A statistical analysis technique in which the variance attributable to individual influences or variables and combinations of influences or variable is isolated, in situations in which a continuous dependant variable is controlled by one or more independent variables and where a series of sets of values of each variable is available.
BSI definition (21091) - the dispersion of a population measured as the mean squared deviation of individual values from the mean
NB: Financial - the difference between planned use of resources and actual results - STATISTICAL VARIANCE ANALYSIS (21002) - the two definitions are not mutually compatible a method of partitioning the total variance of a set of values in order to assess whether the variance attributable to a particular source or sources differs from that attributable to random variance.
Analysis of variance is best explained by means of an illustration.
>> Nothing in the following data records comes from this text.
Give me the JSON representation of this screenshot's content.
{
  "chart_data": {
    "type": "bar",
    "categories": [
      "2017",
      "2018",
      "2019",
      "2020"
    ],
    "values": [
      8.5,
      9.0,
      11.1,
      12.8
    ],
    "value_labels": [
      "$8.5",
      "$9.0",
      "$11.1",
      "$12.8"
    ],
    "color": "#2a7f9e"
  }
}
The variance is a statistical parameter that shows the extent to which a set of values depart from uniformity, e.g. whether the weights of 1000 men are closely clustered around a single value, e.g. around 120 kgs, or whether they are widely dispersed, e.g. from 60 to 180 kgs.
Suppose that we have weight data for 1000 British men and 1000 Canadians. We could calculate the total variance of all the men, but it would be more instructive to split this up into two components - the variance (extent of departure from the mean) between national weights and the variance within each national group, i.e. variance between samples and variance within samples. We could then determine whether it were true that there is a greater variation in the weights of British or Canadian men. The analysis of variance provides answers to this kind of question. Similarly one could determine the extent to which the colour variations of a product were the result of processing temperature variations, processing time variations and inter-relationships between the two.